VcDevel / std-simd

std::experimental::simd for GCC [ISO/IEC TS 19570:2018]
Other
574 stars 37 forks source link

status of AVX-512 and Vc #22

Open maierbn opened 3 years ago

maierbn commented 3 years ago

Hi, I have been using Vc with our biomechanics code where it showed to be very beneficial, around 30% peak performance even in the non-academic scenarios :+1: Now it would be nice to be able to use AVX-512 on an Intel Cascade Lake processor (using GCC 10.2, Ubuntu 20.04). I'm not really up to date with the status of Vc and std-simd so I thought I'd just ask here about it:

  1. How is the status of Vc in terms of AVX-512? v1.4 doesn't support it. I checked out the branch mkretz/datapar and could run simple AVX-512 arithmetic, however things like Vc::abs, Vc::exp, Vc::iif seem to not exist. I tried a merge of the branch mkretz/datapar into 1.4, which gave numerous conflicts. At lot of them were files that were renamed differently, but some conflicts were also in the code. I am completely lost here and not able to do this merge.
  2. The alternative would be to switch to std-simd. How stable and feature-complete is this code base already? My use case would be an inclusion of the headers instead of requiring our users to patch and rebuild their GCC compilers. I would probably start with defining a compatibility layer such as
    namespace Vc
    {
    template<typename T,int n>
    using array = std::experimental::fixed_size_simd<T,n>;
    using double_v = std::experimental::native_simd<double>;
    }

    The symbols of Vc used in our code are: Vc::double_v, Vc::int_v and *::size(), Vc::Zero, Vc::One, Vc::Allocator, Vc::abs, Vc::log, Vc::exp, Vc::isnegative, Vc::isfinite, Vc::all_of, Vc::any_of, Vc::where.

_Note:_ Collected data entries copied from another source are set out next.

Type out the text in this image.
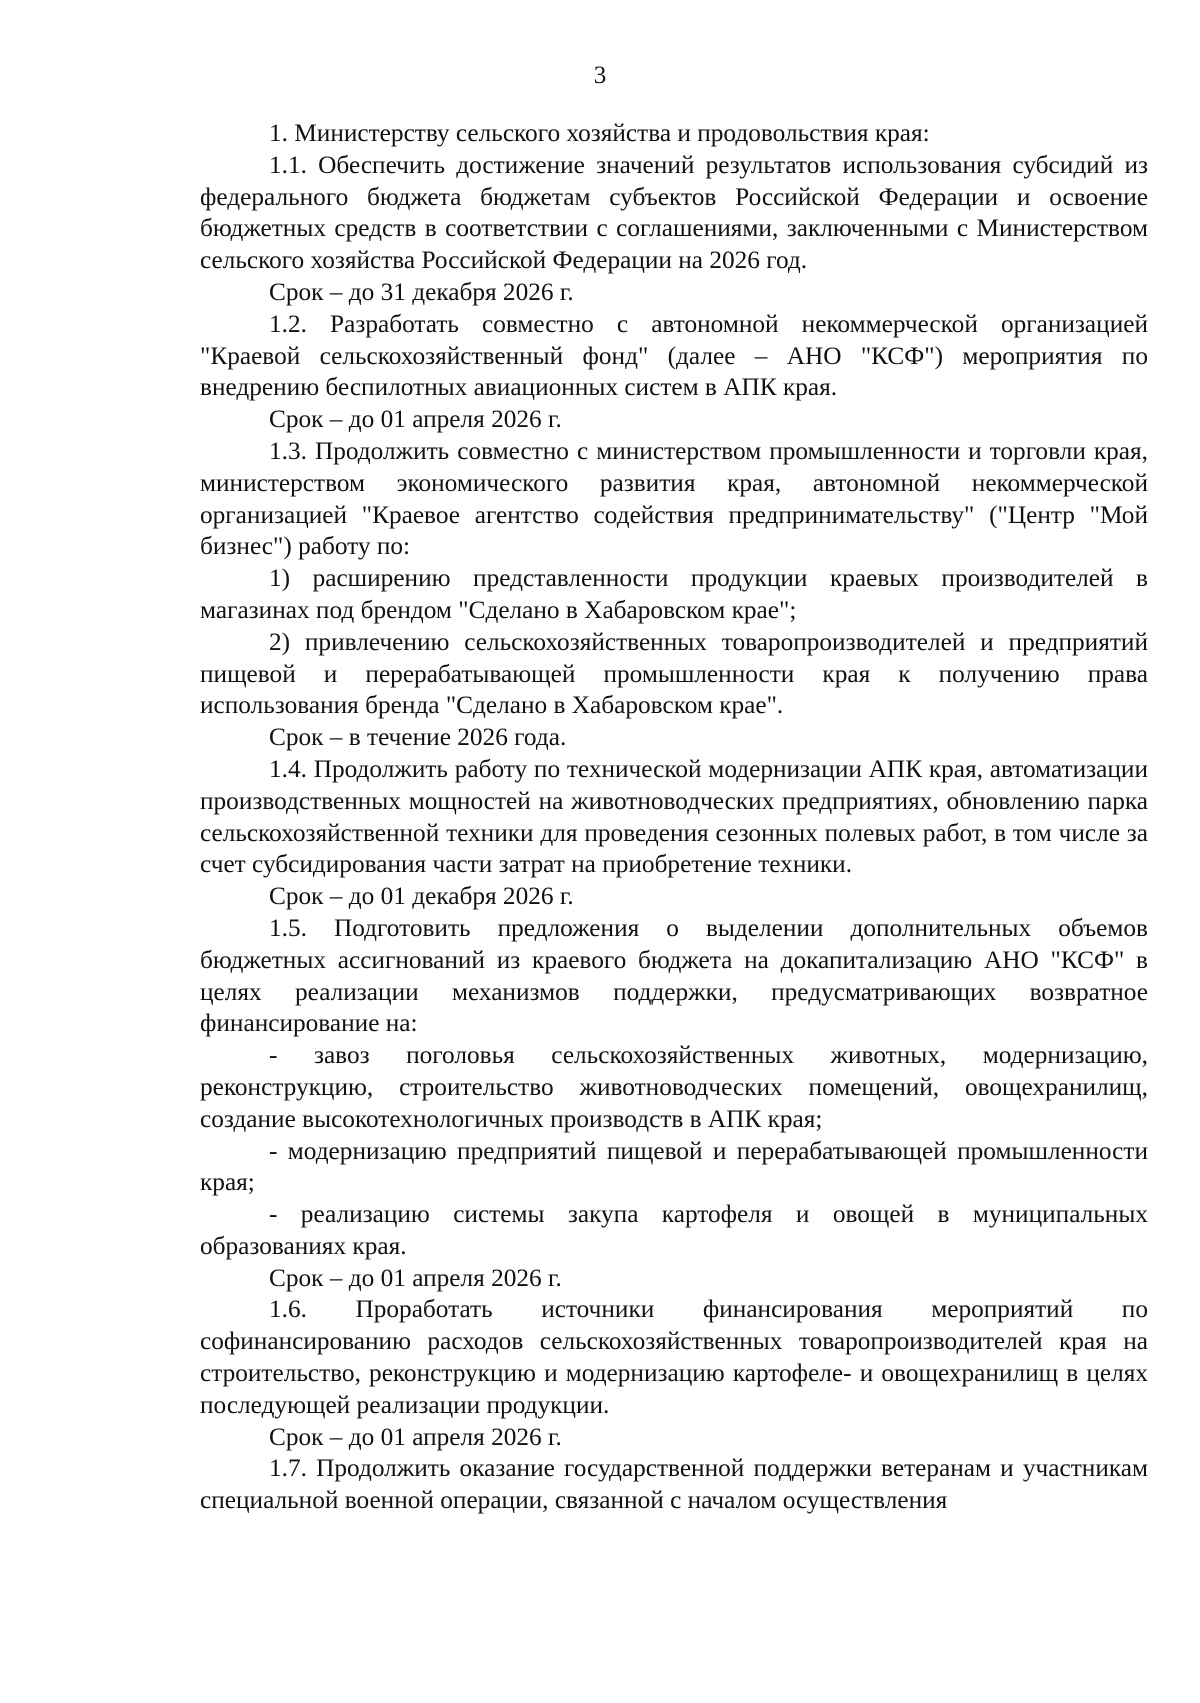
3

1. Министерству сельского хозяйства и продовольствия края:

1.1. Обеспечить достижение значений результатов использования субсидий из федерального бюджета бюджетам субъектов Российской Федерации и освоение бюджетных средств в соответствии с соглашениями, заключенными с Министерством сельского хозяйства Российской Федерации на 2026 год.

Срок – до 31 декабря 2026 г.

1.2. Разработать совместно с автономной некоммерческой организацией "Краевой сельскохозяйственный фонд" (далее – АНО "КСФ") мероприятия по внедрению беспилотных авиационных систем в АПК края.

Срок – до 01 апреля 2026 г.

1.3. Продолжить совместно с министерством промышленности и торговли края, министерством экономического развития края, автономной некоммерческой организацией "Краевое агентство содействия предпринимательству" ("Центр "Мой бизнес") работу по:

1) расширению представленности продукции краевых производителей в магазинах под брендом "Сделано в Хабаровском крае";

2) привлечению сельскохозяйственных товаропроизводителей и предприятий пищевой и перерабатывающей промышленности края к получению права использования бренда "Сделано в Хабаровском крае".

Срок – в течение 2026 года.

1.4. Продолжить работу по технической модернизации АПК края, автоматизации производственных мощностей на животноводческих предприятиях, обновлению парка сельскохозяйственной техники для проведения сезонных полевых работ, в том числе за счет субсидирования части затрат на приобретение техники.

Срок – до 01 декабря 2026 г.

1.5. Подготовить предложения о выделении дополнительных объемов бюджетных ассигнований из краевого бюджета на докапитализацию АНО "КСФ" в целях реализации механизмов поддержки, предусматривающих возвратное финансирование на:

- завоз поголовья сельскохозяйственных животных, модернизацию, реконструкцию, строительство животноводческих помещений, овощехранилищ, создание высокотехнологичных производств в АПК края;

- модернизацию предприятий пищевой и перерабатывающей промышленности края;

- реализацию системы закупа картофеля и овощей в муниципальных образованиях края.

Срок – до 01 апреля 2026 г.

1.6. Проработать источники финансирования мероприятий по софинансированию расходов сельскохозяйственных товаропроизводителей края на строительство, реконструкцию и модернизацию картофеле- и овощехранилищ в целях последующей реализации продукции.

Срок – до 01 апреля 2026 г.

1.7. Продолжить оказание государственной поддержки ветеранам и участникам специальной военной операции, связанной с началом осуществления
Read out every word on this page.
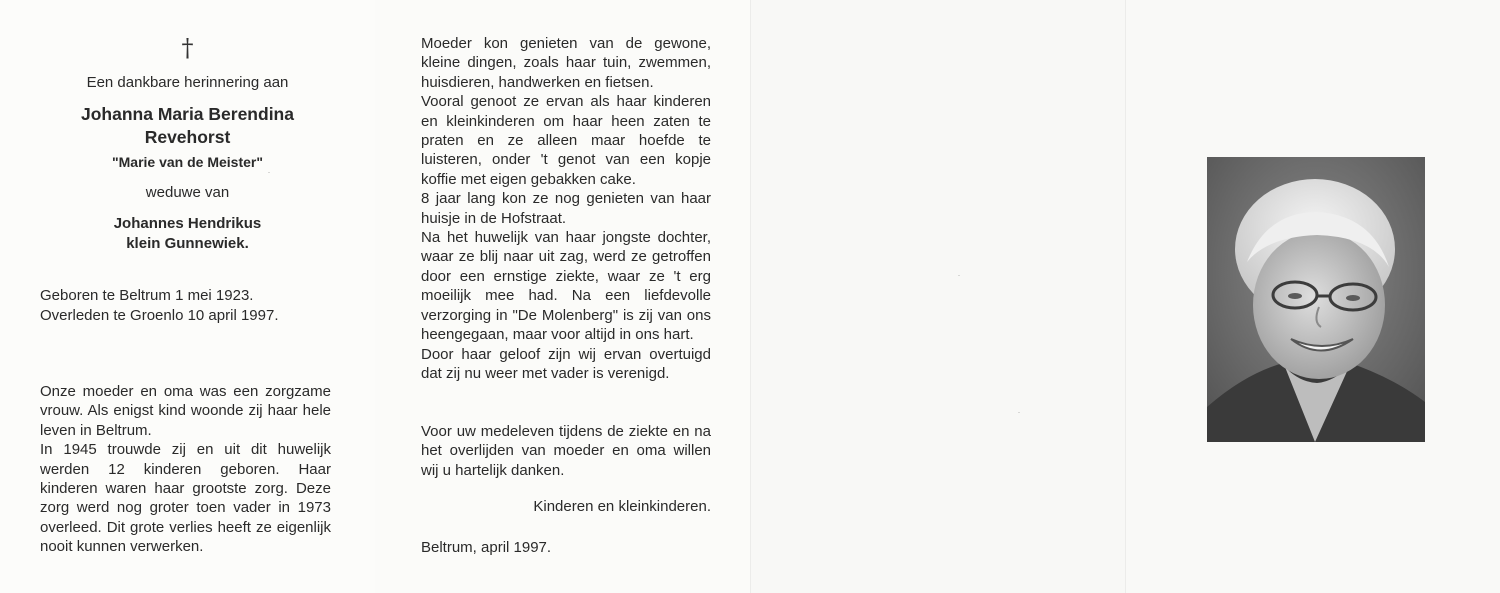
†
Een dankbare herinnering aan
Johanna Maria Berendina
Revehorst
"Marie van de Meister"
weduwe van
Johannes Hendrikus
klein Gunnewiek.
Geboren te Beltrum 1 mei 1923.
Overleden te Groenlo 10 april 1997.
Onze moeder en oma was een zorgzame vrouw. Als enigst kind woonde zij haar hele leven in Beltrum.
In 1945 trouwde zij en uit dit huwelijk werden 12 kinderen geboren. Haar kinderen waren haar grootste zorg. Deze zorg werd nog groter toen vader in 1973 overleed. Dit grote verlies heeft ze eigenlijk nooit kunnen verwerken.
Moeder kon genieten van de gewone, kleine dingen, zoals haar tuin, zwemmen, huisdieren, handwerken en fietsen.
Vooral genoot ze ervan als haar kinderen en kleinkinderen om haar heen zaten te praten en ze alleen maar hoefde te luisteren, onder 't genot van een kopje koffie met eigen gebakken cake.
8 jaar lang kon ze nog genieten van haar huisje in de Hofstraat.
Na het huwelijk van haar jongste dochter, waar ze blij naar uit zag, werd ze getroffen door een ernstige ziekte, waar ze 't erg moeilijk mee had. Na een liefdevolle verzorging in "De Molenberg" is zij van ons heengegaan, maar voor altijd in ons hart.
Door haar geloof zijn wij ervan overtuigd dat zij nu weer met vader is verenigd.
Voor uw medeleven tijdens de ziekte en na het overlijden van moeder en oma willen wij u hartelijk danken.
Kinderen en kleinkinderen.
Beltrum, april 1997.
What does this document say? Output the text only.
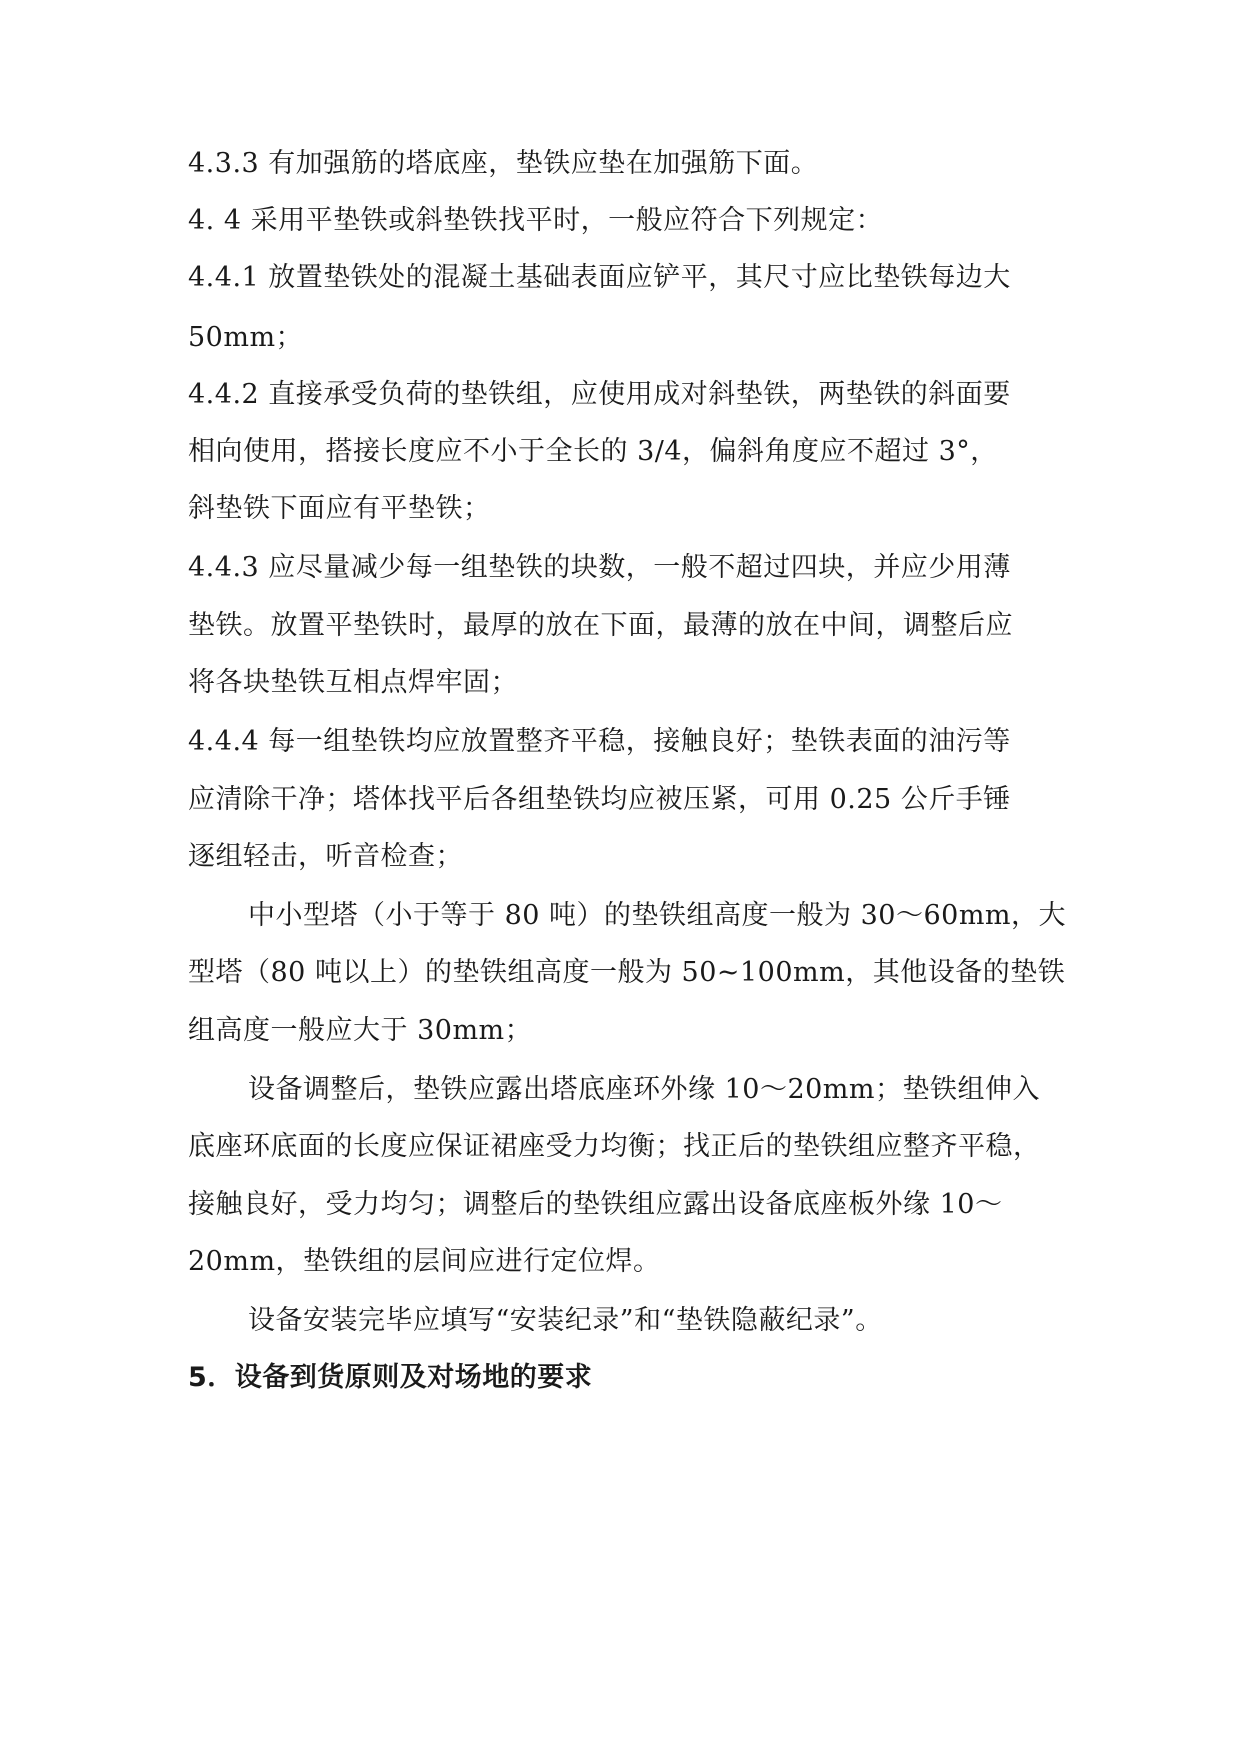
4.3.3 有加强筋的塔底座，垫铁应垫在加强筋下面。
4. 4 采用平垫铁或斜垫铁找平时，一般应符合下列规定：
4.4.1 放置垫铁处的混凝土基础表面应铲平，其尺寸应比垫铁每边大
50mm；
4.4.2 直接承受负荷的垫铁组，应使用成对斜垫铁，两垫铁的斜面要
相向使用，搭接长度应不小于全长的 3/4，偏斜角度应不超过 3°，
斜垫铁下面应有平垫铁；
4.4.3 应尽量减少每一组垫铁的块数，一般不超过四块，并应少用薄
垫铁。放置平垫铁时，最厚的放在下面，最薄的放在中间，调整后应
将各块垫铁互相点焊牢固；
4.4.4 每一组垫铁均应放置整齐平稳，接触良好；垫铁表面的油污等
应清除干净；塔体找平后各组垫铁均应被压紧，可用 0.25 公斤手锤
逐组轻击，听音检查；
中小型塔（小于等于 80 吨）的垫铁组高度一般为 30～60mm，大
型塔（80 吨以上）的垫铁组高度一般为 50~100mm，其他设备的垫铁
组高度一般应大于 30mm；
设备调整后，垫铁应露出塔底座环外缘 10～20mm；垫铁组伸入
底座环底面的长度应保证裙座受力均衡；找正后的垫铁组应整齐平稳，
接触良好，受力均匀；调整后的垫铁组应露出设备底座板外缘 10～
20mm，垫铁组的层间应进行定位焊。
设备安装完毕应填写“安装纪录”和“垫铁隐蔽纪录”。
5．设备到货原则及对场地的要求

I really appreciate your efforts for getting this into the C++ standard in the long term. Maybe it would be nice to have a short-term solution building on Vc, too? (At least a subset for Intel Cascade Lake.) Would it be possible for sb. to implement a Vc 1.5 with AVX-512? Imho the big advantage of Vc from a user's perspective is it's good documentation. Or is std-simd already on the same level as Vc feature-wise and only the documentation is not yet there? Then, could sb. write me the mentioned compatibility layer or guide me in the right direction?

mattkretz commented 3 years ago

Hi. First of all, I'm happy to hear that you had good success with Vc. And I understand that you want to make use of the portability promise now and sadly it isn't there. :disappointed: The reason is that it became too expensive to maintain more SIMD variants without C++17 (constexpr-if is immensely helpful) and without making much more use of GCC vector builtins, which are not available on MSVC. Once I took that step, the implementation had to be very different. Which is why there's no way to merge the std-simd code back to Vc 1.4. std-simd is a complete implementation (modulo bugs) of the Parallelism TS 2 simd specification. It's a different feature set from Vc 1.4. But it certainly misses some of the high level APIs. The API is stable (it's an ISO specification...) but the ABI not necessarily. For most use cases this means it is stable. Of course you can install std-simd at a different location than the libstdc++ path. The latter is just to make it work out-of-the-box as would be expected from a TS implementation. abs and exp should work without namespace qualification for std-simd. Though exp is not vectorized in std-simd yet. iif is not part of the TS because I hope to use operator?: instead. Writing your own iif is hard if you require full generality, but making it work for your own codebase is simple. Just implement it using where. The replacements for Vc::Zero and Vc::One are simply 0 and 1. Compilers are smart enough now to optimize it properly. Vc::Allocator is almost unnecessary with C++17 since new doesn't ignore overalignment anymore. Documentation is an issue, yes. Did you find https://en.cppreference.com/w/cpp/experimental/simd ? Feel free to bug me for filling in missing documentation.

maierbn commented 3 years ago

Thank you for the explanations. Now I know what I will use in my future projects :smiley: The reference "skeleton" that you linked was helpful. I approached my existing code base with a quick-and dirty wrapper such that I can now switch between Vc and std-simd depending on the compiler. At first, std-simd was slower than Vc despite the AVX-512, but then I noticed that we have a lot of exp and log calls. After numerically approximating them accurately enough using arithmetic (Taylor), it's now nice and fast :rocket:

mattkretz commented 3 years ago

Right, exp and log are next on my list for vectorization in std-simd. Note however that I'll have to implement them with high precision in the complete input range. So there's still be room for performance improvement with your own implementation (reduced input range and reduced output precision are the most relevant parameters).

mattkretz commented 3 years ago

I just pushed hmin and hmax. I have an exp implementation waiting in another dev branch; I still need to benchmark it. It's precise with a max error of 1ULP.

maierbn commented 3 years ago

Thank you for implementing hmin / hmax, I just pulled it into our codebase.